BOSTON (CBS) – It was was record breaking Columbus Day weekend as over a half million leaf peepers flocked to the Granite State in search of brilliant fall colors. So far reviews have been mixed.
“I have been disappointed with some of the broad vistas I have seen the mountain tops, the mountain valleys. It’s been kind of muted.”
“The oak leaves have not turned yet and looking at the hillsides, almost half the hillside seem to be green.”
WBZ-TV’s Joe Joyce reports
These are some of the things you may have heard from people who have taken a recent road trip.
John Nute is a forester for the University of New Hampshire Cooperative Extension. He says he is surprised by the variability in this foliage season.
GUIDE: New England Fall Foliage
“It’s a real head-scratcher why the trees are not as uniformly colorful as in past years.”
We had ten days of rain back in May and that set off a lot of fungus problems in leaves.

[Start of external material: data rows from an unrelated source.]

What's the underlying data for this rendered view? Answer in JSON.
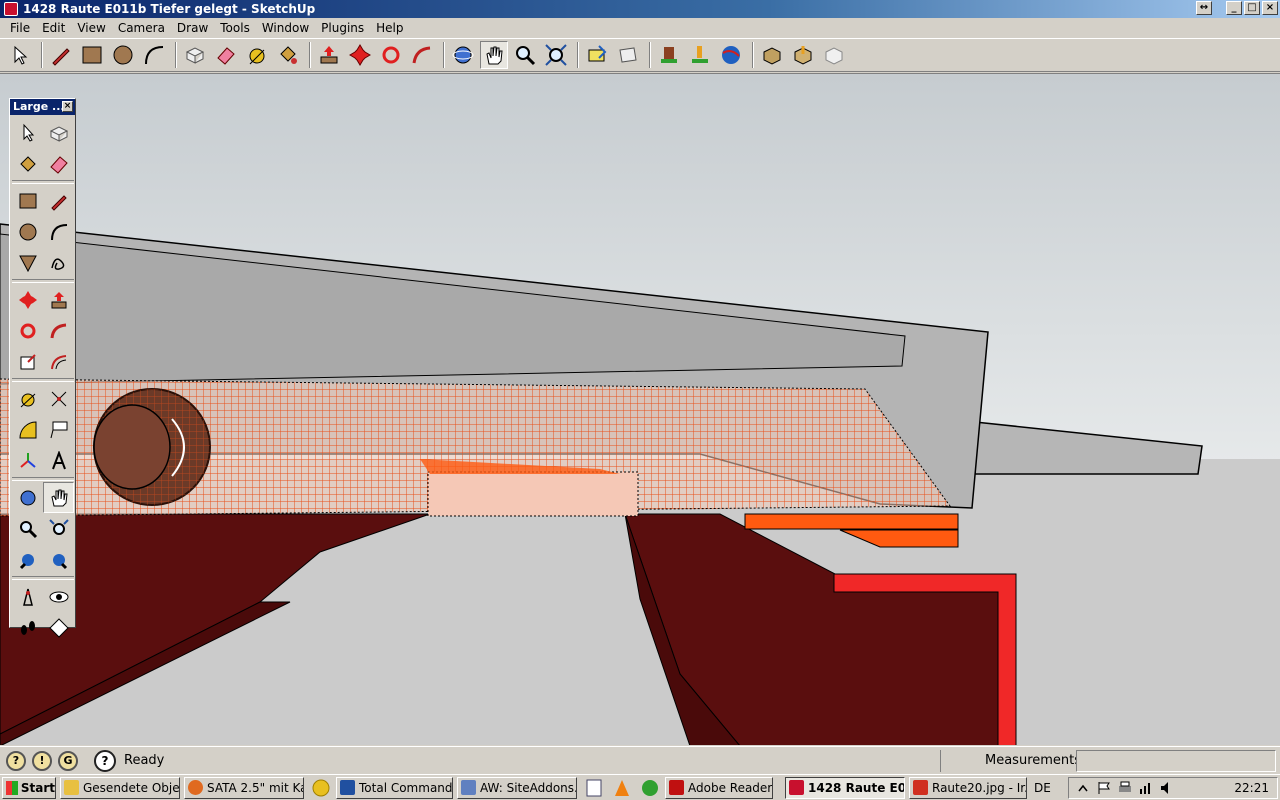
{
  "window": {
    "title": "1428 Raute E011b Tiefer gelegt - SketchUp",
    "buttons": {
      "restore_alt": "↔",
      "minimize": "_",
      "maximize": "□",
      "close": "×"
    }
  },
  "menu": [
    "File",
    "Edit",
    "View",
    "Camera",
    "Draw",
    "Tools",
    "Window",
    "Plugins",
    "Help"
  ],
  "toolbar": {
    "tools": [
      "select-icon",
      "pencil-icon",
      "rectangle-icon",
      "circle-icon",
      "arc-icon",
      "make-component-icon",
      "eraser-icon",
      "tape-measure-icon",
      "paint-bucket-icon",
      "push-pull-icon",
      "move-icon",
      "rotate-icon",
      "follow-me-icon",
      "orbit-icon",
      "pan-icon",
      "zoom-icon",
      "zoom-extents-icon",
      "previous-view-icon",
      "next-view-icon",
      "get-models-icon",
      "share-model-icon",
      "google-earth-icon",
      "get-components-icon",
      "share-component-icon",
      "warehouse-icon"
    ],
    "active": "pan-icon"
  },
  "palette": {
    "title": "Large ...",
    "close": "×",
    "active": "pan"
  },
  "status": {
    "ready": "Ready",
    "measurements_label": "Measurements",
    "measurements_value": ""
  },
  "taskbar": {
    "start": "Start",
    "tasks": [
      {
        "label": "Gesendete Obje...",
        "color": "#e8c040"
      },
      {
        "label": "SATA 2.5\" mit Ka...",
        "color": "#e06a20"
      },
      {
        "label": "Total Commande...",
        "color": "#2050a0"
      },
      {
        "label": "AW: SiteAddons....",
        "color": "#6080c0"
      },
      {
        "label": "Adobe Reader X",
        "color": "#c01010"
      },
      {
        "label": "1428 Raute E0...",
        "color": "#c8102e",
        "active": true
      },
      {
        "label": "Raute20.jpg - Ir...",
        "color": "#d03020"
      }
    ],
    "tray": {
      "lang": "DE",
      "time": "22:21"
    }
  },
  "colors": {
    "sky": "#d6dbdd",
    "ground": "#c9c9c9",
    "dark_red": "#5a0e0e",
    "orange": "#ff5a10",
    "red": "#f02828",
    "grey": "#b4b4b4"
  }
}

“We definitely had more Anthracnose fungus infection this year than previous years so maybe that is contributing the less colorful foliage.”
Though a warm and wet growing season is great for the overall health of the trees, it is a widespread killing frost which helps to trigger the bright colors and it just hasn’t happened yet.

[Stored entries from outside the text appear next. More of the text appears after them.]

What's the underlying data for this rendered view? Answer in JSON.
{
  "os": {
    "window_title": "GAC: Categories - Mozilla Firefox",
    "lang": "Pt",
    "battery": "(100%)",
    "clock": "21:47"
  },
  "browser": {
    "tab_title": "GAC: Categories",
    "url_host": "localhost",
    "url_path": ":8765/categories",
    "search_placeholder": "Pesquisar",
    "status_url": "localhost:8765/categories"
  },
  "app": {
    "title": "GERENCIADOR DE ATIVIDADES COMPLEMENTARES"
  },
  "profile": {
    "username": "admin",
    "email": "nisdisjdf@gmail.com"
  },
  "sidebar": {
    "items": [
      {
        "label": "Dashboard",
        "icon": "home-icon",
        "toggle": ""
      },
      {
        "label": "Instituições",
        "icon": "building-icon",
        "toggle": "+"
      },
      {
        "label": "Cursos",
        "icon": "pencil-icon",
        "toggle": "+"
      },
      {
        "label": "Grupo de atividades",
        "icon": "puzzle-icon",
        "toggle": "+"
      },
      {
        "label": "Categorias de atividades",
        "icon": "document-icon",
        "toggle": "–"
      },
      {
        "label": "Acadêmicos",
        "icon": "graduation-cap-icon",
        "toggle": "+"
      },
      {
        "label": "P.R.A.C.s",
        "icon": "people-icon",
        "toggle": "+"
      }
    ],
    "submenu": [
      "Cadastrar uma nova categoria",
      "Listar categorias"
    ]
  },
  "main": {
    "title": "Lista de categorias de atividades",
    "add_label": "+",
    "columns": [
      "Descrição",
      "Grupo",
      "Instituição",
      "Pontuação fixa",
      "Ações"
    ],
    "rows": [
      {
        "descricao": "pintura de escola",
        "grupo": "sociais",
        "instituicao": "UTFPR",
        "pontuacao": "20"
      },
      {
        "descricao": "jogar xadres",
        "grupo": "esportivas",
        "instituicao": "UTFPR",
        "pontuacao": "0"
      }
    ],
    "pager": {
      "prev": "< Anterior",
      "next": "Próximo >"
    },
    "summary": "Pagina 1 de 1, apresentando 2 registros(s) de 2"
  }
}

“We haven’t had the series of cold frosts to end the season and get the chlorophyll drained from the leaves and have those bright pigments which are behind the chlorophyll to pop out and give that color we all love to see.” says John Nute.

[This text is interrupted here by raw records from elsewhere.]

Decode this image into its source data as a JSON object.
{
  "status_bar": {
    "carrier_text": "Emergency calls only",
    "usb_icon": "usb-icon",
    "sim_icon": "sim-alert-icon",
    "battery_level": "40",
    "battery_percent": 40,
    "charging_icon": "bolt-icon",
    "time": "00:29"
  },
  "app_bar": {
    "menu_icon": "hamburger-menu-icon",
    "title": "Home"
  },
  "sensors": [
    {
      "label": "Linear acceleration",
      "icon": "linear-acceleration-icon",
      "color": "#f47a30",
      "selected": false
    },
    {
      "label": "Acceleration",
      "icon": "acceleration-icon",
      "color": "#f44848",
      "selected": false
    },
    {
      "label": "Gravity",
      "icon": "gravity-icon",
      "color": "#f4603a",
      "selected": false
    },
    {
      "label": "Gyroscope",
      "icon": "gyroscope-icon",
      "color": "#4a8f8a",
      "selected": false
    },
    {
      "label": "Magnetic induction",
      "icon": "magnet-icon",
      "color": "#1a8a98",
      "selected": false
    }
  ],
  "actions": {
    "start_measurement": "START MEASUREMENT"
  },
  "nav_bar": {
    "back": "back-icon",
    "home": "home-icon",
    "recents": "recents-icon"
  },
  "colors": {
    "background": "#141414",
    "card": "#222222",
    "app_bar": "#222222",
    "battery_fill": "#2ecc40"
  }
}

“It’s muted the colors, not the bright reds, but lots yellows and browns and golds. The window for the bright reds is rapidly passing.”
So despite the muted color on some of these leaves, even less banner foliage season is still good in New England. As temperatures continue to cool and frost becomes more likely, the colors will head south in a hurry. With the foliage season running approximately 2 weeks behind schedule because of the warm weather, we can expect the foliage season to last into November.
On a side note, the impact of Tropical Storm Irene on foliage have been minimal in New Hampshire. The foliage has been more directly impacted along the immediate coast from the South Shore to Cape Cod and the Islands, where many trees have dead or wilted leaves from Irene’s salty sea spray.